На этот раз молчание затянулось. Джек принял это как должное — он и сам долго, очень долго использовал этот излюбленный способ общения.
— Я тоже убегал. Первый раз — в пять лет, — сообщил он. — Отец стал мать поколачивать, а она тогда двойню вынашивала. Смотрел я смотрел — и дал деру, но отец меня нашел. — Джек перевел взгляд на мяч у себя в руке. — Он меня всегда находил. — Вздохнул и бросил мяч И вену.
Тот машинально, без усилий поймал его и в глазах мелькнуло новое: откровенность Джека налагала на него какие-то обязательства.
Джек опустил голову.
— Храни мяч. Он тебе пригодится. Положив мяч на стол, Ивен засунул руки в карманы синих джинсов.
— Мне от вас ничего не нужно.
— Вот и молодец, — похвалил Джек, поднимаясь с кресла. — Если ты мне все сказал, что собирался…
— Ничего я не собирался говорить, старик. А хотел только…
— Тогда — дорога открыта, — подвел черту Джек, указывая на дверь, остававшуюся все это время открытой. — И передай Джорджии, завтра я к ней приду.
Ивен рассмеялся мрачным смехом.
— Не думаю, что она захочет вас видеть.
— Круто. Зато я хочу видеть ее.
— Да ну?
— Ну да.
Мгновение-другое двое мужчин, юный и взрослый, молча смотрели друг на друга. Потом Ивен, оторвавшись от стола, на который опирался, прошел мимо Джека, не оглянувшись.
— Передавать ничего не буду, старик, — предупредил он, выходя за дверь.
Это у него такое извинение за свою выходку, понял Джек, — фактически никакого извинения.
Глава 11
Утром Джек нашел Джорджию на берегу — она гуляла с Молли. Он стучал в дверь дома, никто ему не ответил, и чутье подсказало: она неподалеку. Взобрался по лестнице на плоскую крышу, внимательно оглядел окрестности: вон одинокая точка в полумиле от дома, на берегу океана.
Зеленовато-серые маслянистые волны шумно спорили, какая первой выплеснется на берег. Наблюдая, как они набегают и откатываются, Джек находил теперь утешение в этой бесконечной неопределенности. Как часто в юности приходилось ему стоять на берегу бухточки, наблюдая, как волны яростно бьются о скалы, бессильные одержать победу… Тогда он высокопарно уподоблял себя океану: измучен бесплодной борьбой без цели, но и прекратить ее не в силах.

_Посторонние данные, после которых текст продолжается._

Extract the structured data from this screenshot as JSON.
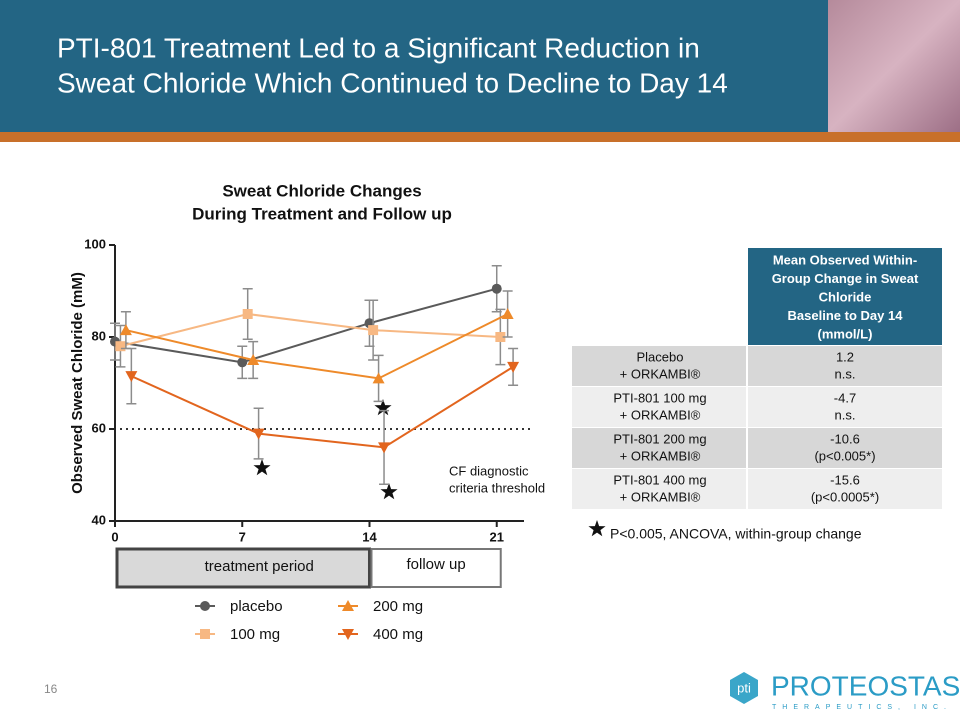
{
  "slide": {
    "title_lines": [
      "PTI-801 Treatment Led to a Significant Reduction in",
      "Sweat Chloride Which Continued to Decline to Day 14"
    ],
    "page_number": "16"
  },
  "chart_data": {
    "type": "line",
    "title_lines": [
      "Sweat Chloride Changes",
      "During Treatment and Follow up"
    ],
    "y_label": "Observed Sweat Chloride (mM)",
    "xlim": [
      0,
      22.5
    ],
    "xticks": [
      0,
      7,
      14,
      21
    ],
    "ylim": [
      40,
      100
    ],
    "yticks": [
      40,
      60,
      80,
      100
    ],
    "errorbar_color": "#8c8c8c",
    "series": [
      {
        "name": "placebo",
        "color": "#5a5a5a",
        "marker": "circle",
        "x": [
          0,
          7,
          14,
          21
        ],
        "values": [
          79,
          74.5,
          83,
          90.5
        ],
        "errors": [
          4,
          3.5,
          5,
          5
        ]
      },
      {
        "name": "100 mg",
        "color": "#f7b883",
        "marker": "square",
        "x": [
          0.3,
          7.3,
          14.2,
          21.2
        ],
        "values": [
          78,
          85,
          81.5,
          80
        ],
        "errors": [
          4.5,
          5.5,
          6.5,
          6
        ]
      },
      {
        "name": "200 mg",
        "color": "#ee8a2a",
        "marker": "triangle-up",
        "x": [
          0.6,
          7.6,
          14.5,
          21.6
        ],
        "values": [
          81.5,
          75,
          71,
          85
        ],
        "errors": [
          4,
          4,
          5,
          5
        ]
      },
      {
        "name": "400 mg",
        "color": "#e2651e",
        "marker": "triangle-down",
        "x": [
          0.9,
          7.9,
          14.8,
          21.9
        ],
        "values": [
          71.5,
          59,
          56,
          73.5
        ],
        "errors": [
          6,
          5.5,
          8,
          4
        ]
      }
    ],
    "threshold": {
      "value": 60,
      "label_lines": [
        "CF diagnostic",
        "criteria threshold"
      ]
    },
    "periods": [
      {
        "label": "treatment period",
        "range": [
          0,
          14
        ]
      },
      {
        "label": "follow up",
        "range": [
          14,
          21
        ]
      }
    ]
  },
  "table": {
    "header_lines": [
      "Mean Observed Within-",
      "Group Change in Sweat",
      "Chloride",
      "Baseline to Day 14",
      "(mmol/L)"
    ],
    "rows": [
      [
        [
          "Placebo",
          "+ ORKAMBI®"
        ],
        [
          "1.2",
          "n.s."
        ]
      ],
      [
        [
          "PTI-801 100 mg",
          "+ ORKAMBI®"
        ],
        [
          "-4.7",
          "n.s."
        ]
      ],
      [
        [
          "PTI-801 200 mg",
          "+ ORKAMBI®"
        ],
        [
          "-10.6",
          "(p<0.005*)"
        ]
      ],
      [
        [
          "PTI-801 400 mg",
          "+ ORKAMBI®"
        ],
        [
          "-15.6",
          "(p<0.0005*)"
        ]
      ]
    ],
    "footnote": "P<0.005, ANCOVA, within-group change"
  },
  "logo": {
    "mark": "pti",
    "name": "PROTEOSTASIS",
    "tagline": "THERAPEUTICS, INC."
  }
}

Джорджия заметила его издалека, когда еще не могла разглядеть, но он понял, что его присутствие почувствовали — шаги ее сразу замедлились. Она неспешно приближалась, а Молли трусила рядом, иногда отбегая к дюнам погоняться за крабами.
Ветер так растрепал Джорджии волосы, что Джек не разобрал выражения лица, даже когда она подошла. Поправить их, смахнуть с глаз она и не пыталась — не очень-то ей хочется открывать ему свои переживания, это ясно.
Сегодня она выглядит как-то моложе; вот забавная мысль: сам он никогда еще не чувствовал себя таким старым.
— Привет, — произнес Джек.
— Приветик, — откликнулась Джорджия. Услышав звуки его голоса, Молли, виляя хвостом, радостно бросилась ему навстречу и лизнула руку. Вот если бы Джорджия была так же рада видеть его… но она остановилась на расстоянии десяти футов.
— Нам надо поговорить, — повторил он вчерашнее, хотя причины, по которым он желал этого разговора, сегодня были совершенно другие.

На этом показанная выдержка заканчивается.